Study: Latino population growth slips behind Asian Americans
The growth of the U.S. Latino population—once the nation's fastest growing—slowed considerably over the past seven years and slipped behind that of Asian Americans amid declining Hispanic immigration and birth rates, a study released Thursday found.
The Pew Research Center study, which analyzed U.S. Census Bureau data, found that the U.S. Hispanic population grew annually on average by 2.8 percent between 2007 and 2014.
That's down from the 4.4 percent annual growth from 2000 to 2007, before the Great Recession.
By comparison, the Asian American population grew around 3.4 percent on average annually during the same period.
William H. Frey, a demographer with the Brookings Institution's Metropolitan Policy Program, the slower growth is largely a factor of the economy. A slower economy is influencing families to hold off on having more children, and it's discouraging migration amid stronger border enforcement, he said.
Kenneth M. Johnson, a senior demographer at the University of New Hampshire's Carsey School of Public Policy, said U.S. Hispanic women between the ages of 20 to 24 have seen a 36 percent decline in birth rates.
"That's by far the largest decline of any other group," Johnson said.
Despite slowing population growth, Latinos still accounted for 54 percent of the nation's population growth between 2000 and 2014, according to the nonpartisan Pew Research Center.
Regional growth patterns also have changed some following the economic downturn of 2007 reflecting the changing economies of states, the study found.
Counties in the South continued to account for the largest share of the nation's Hispanic population growth—43 percent between 2007 and 2014. Among the other fastest-growing counties for Latinos were Luzerne County in Pennsylvania, Beadle County in South Dakota, Duchesne County in Utah and Burleigh County in North Dakota.
"Latinos are coming to Utah because the government here is doing a lot to create jobs," said Rogelio Franco of Entre Latinos, a Salt Lake City, Utah advocacy group that works to integrate Hispanics into the state. Entre Latinos was not affiliated with the study.
Franco said he thinks the declining birth rate is a result of Latino millennials holding off on having children while pursuing their education.
"They are planning more," Franco said. "They are focusing on other things."

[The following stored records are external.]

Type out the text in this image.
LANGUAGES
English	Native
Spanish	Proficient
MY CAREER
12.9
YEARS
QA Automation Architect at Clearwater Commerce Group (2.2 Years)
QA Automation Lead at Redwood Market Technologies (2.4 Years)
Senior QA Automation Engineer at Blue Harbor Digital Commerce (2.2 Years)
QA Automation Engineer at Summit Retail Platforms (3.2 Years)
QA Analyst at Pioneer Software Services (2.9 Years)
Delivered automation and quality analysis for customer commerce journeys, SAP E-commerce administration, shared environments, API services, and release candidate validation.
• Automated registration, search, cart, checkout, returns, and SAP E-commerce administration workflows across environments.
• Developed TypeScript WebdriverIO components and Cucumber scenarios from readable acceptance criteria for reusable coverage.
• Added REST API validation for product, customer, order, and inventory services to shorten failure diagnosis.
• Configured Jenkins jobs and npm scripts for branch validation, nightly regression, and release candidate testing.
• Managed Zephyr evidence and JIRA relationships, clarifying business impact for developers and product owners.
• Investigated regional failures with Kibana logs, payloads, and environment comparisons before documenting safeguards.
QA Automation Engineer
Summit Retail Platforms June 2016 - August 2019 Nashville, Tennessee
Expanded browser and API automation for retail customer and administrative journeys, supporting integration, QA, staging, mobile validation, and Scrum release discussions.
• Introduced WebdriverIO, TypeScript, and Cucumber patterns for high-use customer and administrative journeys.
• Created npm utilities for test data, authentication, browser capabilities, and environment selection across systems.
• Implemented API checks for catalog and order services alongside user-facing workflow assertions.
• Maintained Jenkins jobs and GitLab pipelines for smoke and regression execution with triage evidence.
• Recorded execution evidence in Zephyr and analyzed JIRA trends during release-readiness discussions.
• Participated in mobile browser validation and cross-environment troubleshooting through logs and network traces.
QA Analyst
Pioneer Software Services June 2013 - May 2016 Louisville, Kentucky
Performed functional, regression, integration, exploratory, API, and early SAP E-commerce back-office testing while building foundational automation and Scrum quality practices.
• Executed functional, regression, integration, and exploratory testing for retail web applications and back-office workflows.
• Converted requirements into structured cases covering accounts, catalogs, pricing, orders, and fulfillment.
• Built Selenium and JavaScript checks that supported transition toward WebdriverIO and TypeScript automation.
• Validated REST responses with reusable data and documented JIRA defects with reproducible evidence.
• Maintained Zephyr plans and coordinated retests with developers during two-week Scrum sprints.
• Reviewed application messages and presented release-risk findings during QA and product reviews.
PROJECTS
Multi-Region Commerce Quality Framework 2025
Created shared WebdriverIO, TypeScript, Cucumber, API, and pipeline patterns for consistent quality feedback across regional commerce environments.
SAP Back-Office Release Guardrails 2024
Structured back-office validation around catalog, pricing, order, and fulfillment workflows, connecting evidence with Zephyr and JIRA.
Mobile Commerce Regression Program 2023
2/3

The growth in North Dakota's statewide Latino population nearly doubled to 18,000, making it the state with the highest Hispanic growth rate over seven years. Though small in numbers compared to states like California and Texas, the rise in Latino residents has put pressures on local governments and nonprofits to accommodate the new residents.
For example, in 2014 Catholic nuns from Mexico were sent to North Dakota to help serve new Hispanic parishioners in that state.
North Dakota had experienced an oil boom until recently, attracting workers from around the country. It remains one of the least diverse states in the country.
"Latino population growth has become less concentrated in counties with historically large Latino populations and whose Latino population grew by at least 10,000," the study's authors wrote.
Though the growth has slowed in the last seven years, the Latino population in the South has exploded when examined over 14 years.
From 2000 to 2014, Latino populations in Tennessee and South Carolina, for example, nearly tripled.
North Carolina also saw its population spike 136 percent since 2000, the report said.
Mauricio Castro, an organizer with the North Carolina Congress of Latino Organizations, said Latino immigrants coming to the region tend to work in the construction or service industry.
Still, between 2007 and 2014, nearly 40 counties experienced declines in the percentage of Latinos. Most of those counties were in Colorado, New Mexico and Texas—states with traditionally large Hispanic populations.
Frey said once the U.S. economy starts picking up, he expects to see a return of higher rates of immigration and increase births.
"This is not the end of Latino growth in the United States by any means," Frey said.